Can anyone tell me why I (or they) would let Apple overcharge them like this?

8 Answers to the Question: Why do you bother?

I liked Andrew Garrett’s post 8 Answers to the Question: Why do you bother? I absolutely agree with his points, but wanted to add a couple of my own (only slightly serious):

  1. It gives me a chance to write (with words and everything), something I do not get to do as much as I would like in my “real” job. Writing is like anything else, if you do not do it often, does it ever get hard to do!
  2. Ego. I have opinions, thoughts, ideas. I have lots of them, on just about every subject. And of course I believe everyone should have the opportunity to hear them 🙂 .
  3. It gives me a place to write things so that I will not lose them. My stuff is all right there, and hopefully will stay there as long as I need it. I am notorious for writing down ideas and losing them (or not writing them down, and still losing them).
  4. It gives me a place to say things, when I cannot find anyone else to listen – and it does not creep people out as much as when I sit and talk to myself!
  5. It gives me a place to indulge my obsession with numbers and statistics, as I watch the counter move (ok, slowly), and try to find a correlation between tags and reader count.
  6. And finally, because it is still fun!.

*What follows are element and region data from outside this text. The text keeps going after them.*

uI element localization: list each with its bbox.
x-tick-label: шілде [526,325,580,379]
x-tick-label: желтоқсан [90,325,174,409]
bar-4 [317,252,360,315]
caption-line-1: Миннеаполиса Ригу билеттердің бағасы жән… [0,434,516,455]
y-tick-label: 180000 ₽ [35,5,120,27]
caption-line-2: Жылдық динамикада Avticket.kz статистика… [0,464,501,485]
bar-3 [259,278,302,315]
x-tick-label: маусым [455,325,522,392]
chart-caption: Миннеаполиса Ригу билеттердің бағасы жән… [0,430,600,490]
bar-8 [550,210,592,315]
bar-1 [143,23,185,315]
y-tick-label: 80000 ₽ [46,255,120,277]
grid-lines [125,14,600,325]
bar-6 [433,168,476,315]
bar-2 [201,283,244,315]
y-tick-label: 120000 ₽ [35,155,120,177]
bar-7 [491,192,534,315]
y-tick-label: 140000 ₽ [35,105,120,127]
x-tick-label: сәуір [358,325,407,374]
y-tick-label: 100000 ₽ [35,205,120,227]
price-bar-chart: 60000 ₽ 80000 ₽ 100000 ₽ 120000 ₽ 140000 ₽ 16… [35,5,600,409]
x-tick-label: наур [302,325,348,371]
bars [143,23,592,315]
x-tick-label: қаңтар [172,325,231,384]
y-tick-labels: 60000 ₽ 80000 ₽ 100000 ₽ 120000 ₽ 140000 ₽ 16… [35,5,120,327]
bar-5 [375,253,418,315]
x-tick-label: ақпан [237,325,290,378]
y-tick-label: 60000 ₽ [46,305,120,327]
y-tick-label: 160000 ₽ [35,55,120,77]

Why No One Plays on CodePlex

In response to the post Microsoft’s Open Source Software is Junk? and the article which triggered it, I would like to offer a few comments:

  1. CodePlex is not “Microsoft’s Open Source Software”. CodePlex is a sandbox where others can create open source software based on the Microsoft platform(s). 
  2. To say there are no interesting projects on CodePlex is something of an exaggeration. To say that it is “all junk” is just a sensationalistic headline trying to suck in readers. That said, much of the more interesting stuff actually comes from Microsoft’s Patterns and Practices group (such as the Enterprise Library), and so open source zealots do not recognize it. I would agree that there are few, if any, mature projects there which did not originate inside Microsoft.
  3. Do people not enjoy developing in .NET? Well, given the number of people using it, I would say many do enjoy developing using .NET (and no, they are not all Microsoft cronies, and they are not all forced to by evil, imperialistic employers). 
  4. While there are few mature .NET projects on CodePlex, that does NOT mean open source project based on .NET do not exist. Look around SourceForge. There are a lot of successful, valuable projects there based on the .NET platform.
  5. Look at the profile of the typical open source developer. Typically, they are coming from a very anti-Microsoft state of mind. Given that, they are not likely to develop their great idea on the .NET platform (even if it would be an ideal platform for it – they are making emotional and philosophical decisions, not technical ones). Even if they can bring themselves to use a Microsoft platform, they are definitely not going to host that project on a Microsoft-controlled site, where the evil empire could steal their radically brilliant work.
  6. Until relatively recently, there were no Microsoft-supplied free tools to develop on .NET (there have been a couple of open source tools, such as #develop, which is of course hosted on SourceForge). Open source developers are even less likely to pay Microsoft for the privilege of developing on .NET.
  7. Look at the life cycle of “successful” open source projects. Apache and Linux have been around for a very long time. Of course they are going to be much more mature than anything on the .NET side (though I am not sure many open source projects in any context will have the level of success these have had). FireFox hardly started from scratch, but from a large code-base of pre-existing code. A significant advantage. If Microsoft were to open source IE, you might see a big jump in open source browser development over top of it (though I doubt it, given point (4)).
  8. The existence of successful open source projects (again, leaving aside Apache and Linux) is largely a by product of having lots of open source projects. It is like ideas, the more you have of them, the more likely you might have a good one. There are not enough open source projects on .NET to have that “critical mass”, and given point (4), there may never be.